Mild cognitive impairment (MCI) increases the risk of dementia. The efficacy of cognitive training in patients with MCI is unclear.
In a two-site, single-blinded, 78-week trial, participants with MCI — stratified by age, severity (early/late MCI), and site — were randomly assigned to 12 weeks of intensive, home-based, computerized training with Web-based cognitive games or Web-based crossword puzzles, followed by six booster sessions. In mixed-model analyses, the primary outcome was change from baseline in the 11-item Alzheimer’s Disease Assessment Scale-Cognitive (ADAS-Cog) score, a 70 point scale in which higher scores indicate greater cognitive impairment at 78 weeks, adjusted for baseline. Secondary outcomes included change from baseline in neuropsychological composite score, University of California San Diego Performance-Based Skills Assessment (functional outcome) score, and Functional Activities Questionnaire (functional outcome) score at 78 weeks, adjusted for baseline. Changes in hippocampal volume and cortical thickness on magnetic resonance imaging were assessed.
Among 107 participants (n=51 [games]; n=56 [crosswords]), ADAS-Cog score worsened slightly for games and improved for crosswords at week 78 (least squares [LS] means difference, −1.44; 95% confidence interval [CI], −2.83 to −0.06; P=0.04). From baseline to week 78, mean ADAS-Cog score worsened for games (9.53 to 9.93) and improved for crosswords (9.59 to 8.61). The late MCI subgroup showed similar results (LS means difference, −2.45; SE, 0.89; 95% CI, −4.21 to −0.70). Among secondary outcomes, the Functional Activities Questionnaire score worsened more with games than with crosswords at week 78 (LS means difference, −1.08; 95% CI, −1.97 to −0.18). Other secondary outcomes showed no differences. Decreases in hippocampal volume and cortical thickness were greater for games than for crosswords (LS means difference, 34.07; SE, 17.12; 95% CI, 0.51 to 67.63 [hippocampal volume]; LS means difference, 0.02; SE, 0.01; 95% CI, 0.00 to 0.04 [cortical thickness]).
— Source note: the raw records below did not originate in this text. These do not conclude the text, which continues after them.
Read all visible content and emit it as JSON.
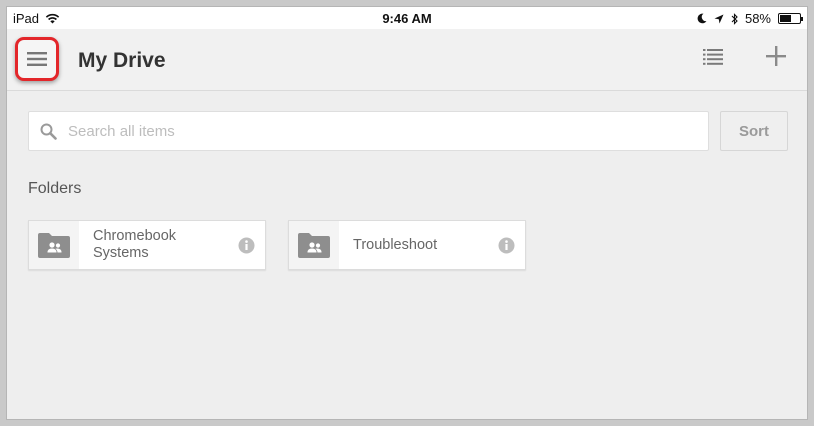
{
  "status_bar": {
    "device": "iPad",
    "time": "9:46 AM",
    "battery": "58%",
    "battery_level": 0.58
  },
  "toolbar": {
    "title": "My Drive",
    "menu_icon": "hamburger-menu-icon",
    "list_view_icon": "list-view-icon",
    "add_icon": "plus-icon",
    "highlight_color": "#e3262a"
  },
  "search": {
    "placeholder": "Search all items",
    "value": "",
    "sort_label": "Sort"
  },
  "folders_section": {
    "heading": "Folders",
    "items": [
      {
        "name": "Chromebook Systems",
        "icon": "shared-folder-icon"
      },
      {
        "name": "Troubleshoot",
        "icon": "shared-folder-icon"
      }
    ]
  }
}
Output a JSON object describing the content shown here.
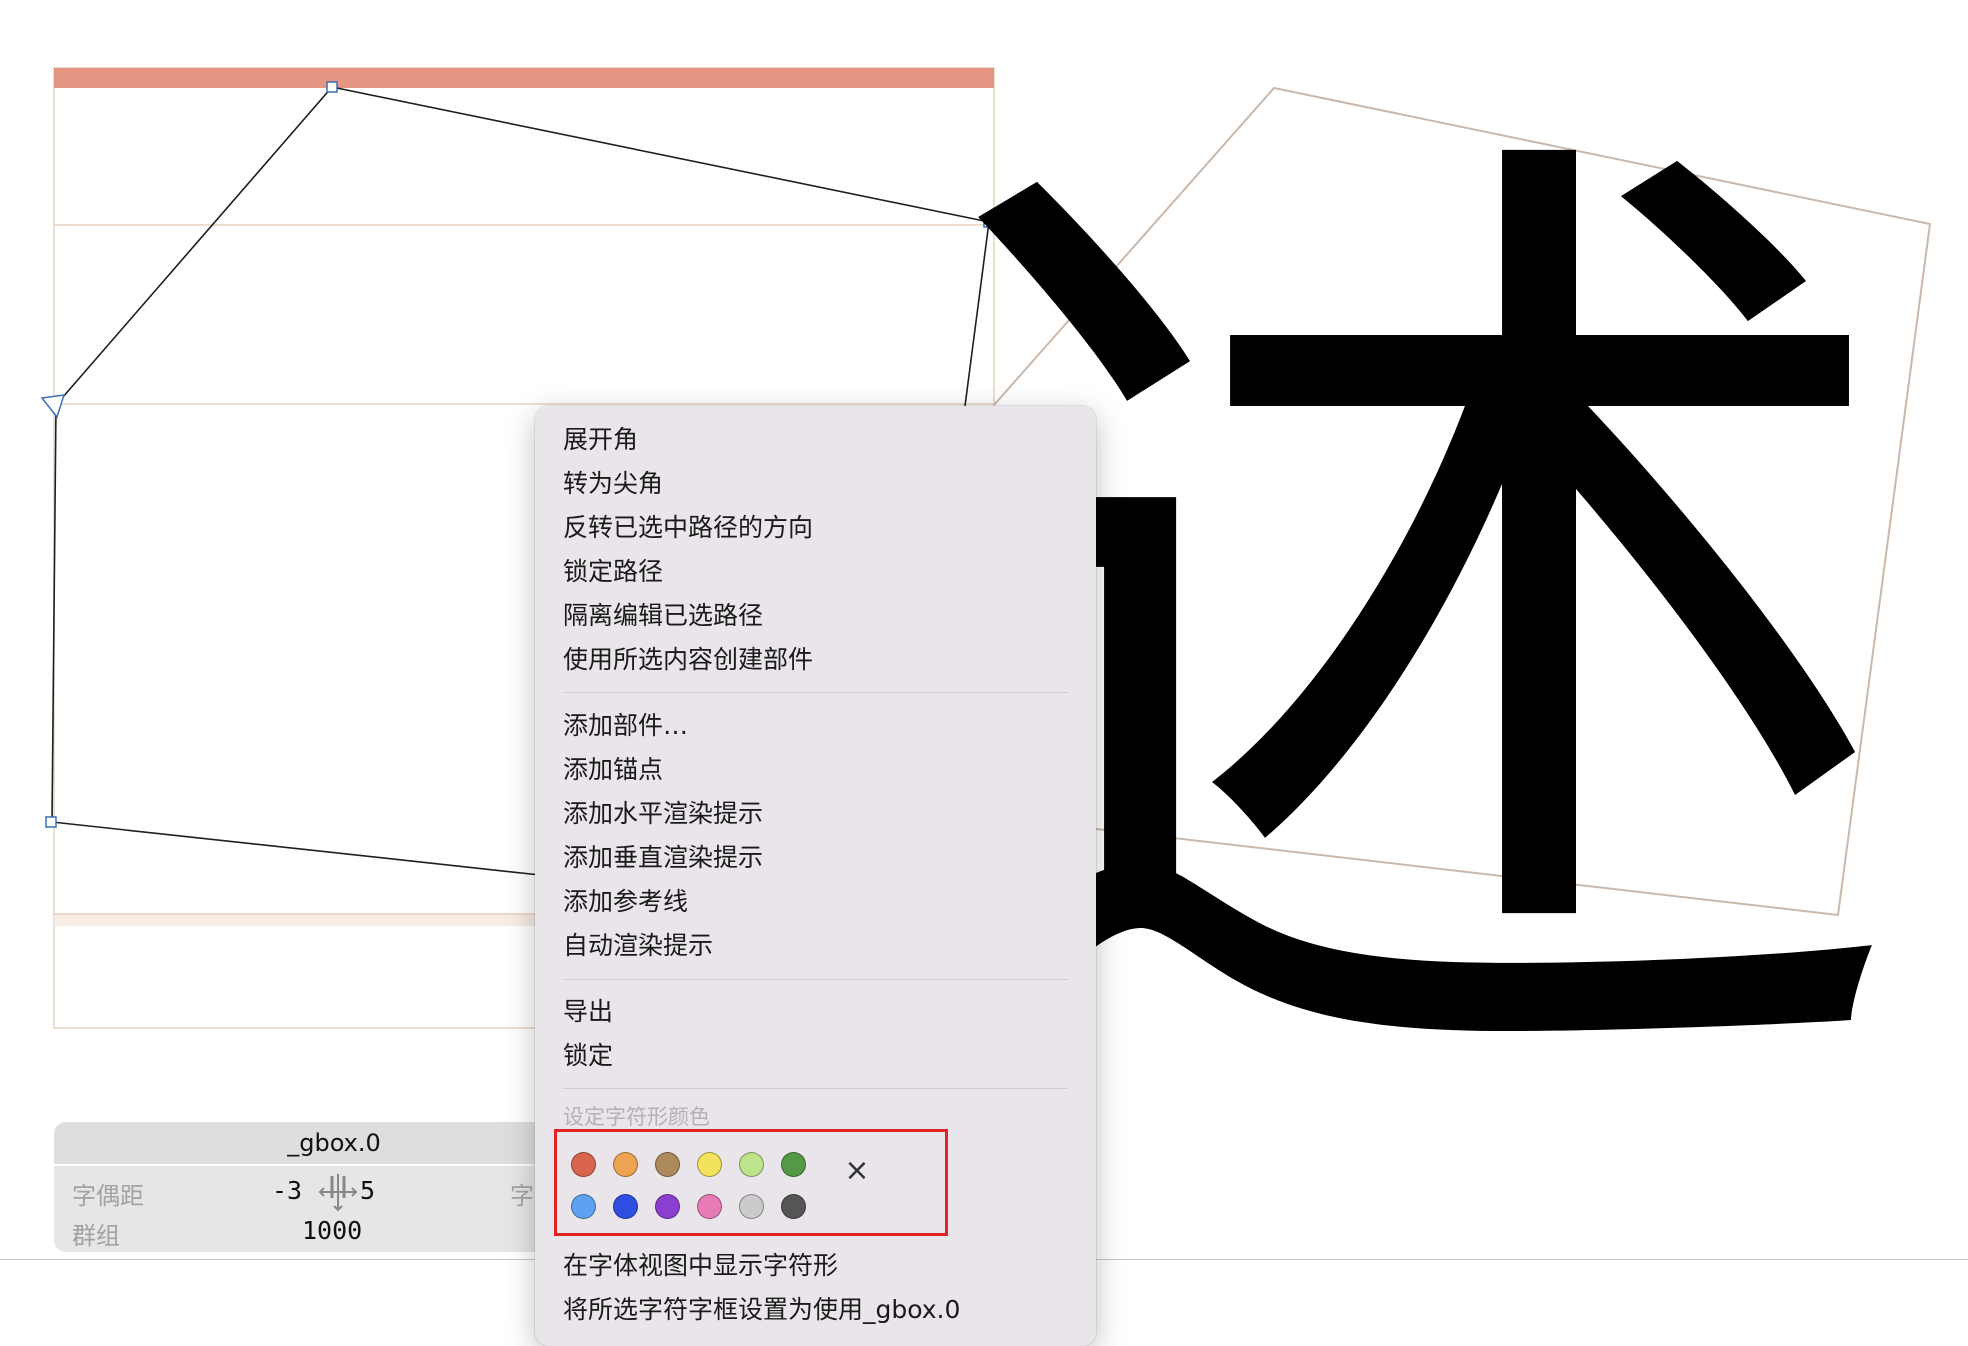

Home-based computerized training with crosswords demonstrated superior efficacy to games for the primary outcome of baseline-adjusted change in ADAS-Cog score over 78 weeks. (Supported by the National Institutes of Health, National Institute on Aging; ClinicalTrials.gov number, NCT03205709.)
A data sharing statement provided by the authors is available with the full text of this article.
Supported by National Institutes of Health, National Institute on Aging Grant Number 1R01AG052440. Lumos Labs provided the computerized Web-based platform at no cost and was not involved in the final design, analyses, or drafting of the manuscript.
Disclosure forms provided by the authors are available with the full text of this article.
We thank all the participants and their informants in the trial. We thank Jessica D’Antonio, Laura Simon-Pearson, Charlie Ndouli, and Kaylee Bodner for their assistance in data collection and conduct of the study. We thank Dr. William McDonald of Emory University, Dr. Anand Kumar of University of Illinois, and Dr. Stephen Rapp of Wake Forest University for their valuable oversight as members of the data and safety monitoring board. We thank Lumos Labs for providing the computerized Web-based platform for the interventions in this trial.
Participants with mild cognitive impairment were randomly assigned to games or crossword puzzles for 78 weeks.
Alzheimer’s Disease Assessment Scale for Cognition (ADAS-Cog) is an 11-item scale with scoring ranging from 0 to 70. Higher scores indicate greater cognitive impairment. For ADAS-Cog, least squares mean±SE from linear mixed-effects model analysis for change from baseline, adjusted for baseline ADAS-Cog, is represented on the y-axis. A positive difference score (week 0 minus week 12 or week 52 or week 78) indicates improvement and a negative difference score indicates worsening. *P=0.04 refers to the comparison between crosswords and games from baseline to week 78.
Panel A shows the change in Functional Assessment Questionnaire (FAQ) score over time. FAQ was administered to the participant at 0, 12, 20, 32, 52, and 78 weeks, with scoring ranging from 0 to 30. Higher scores indicate greater impairment in instrumental activities of daily living. Panel B shows the change in University of California San Diego Performance Skills Assessment (UPSA) score. UPSA was administered at weeks 0, 32, and 78, with scoring ranging from 0 to 100. Higher scores indicate better functional performance. Panel C shows the change in neuropsychological composite score. The neuropsychological composite score represents a z score composite of 11 tests in the diagnostic neuropsychological assessment and was administered at weeks 0, 12, 52, and 78. Higher scores indicate better cognitive performance. For each measure, least squares mean±SE from linear mixed-effects model analysis for change from baseline to the specified time point, adjusted for baseline value of the measure, is represented on the y-axes.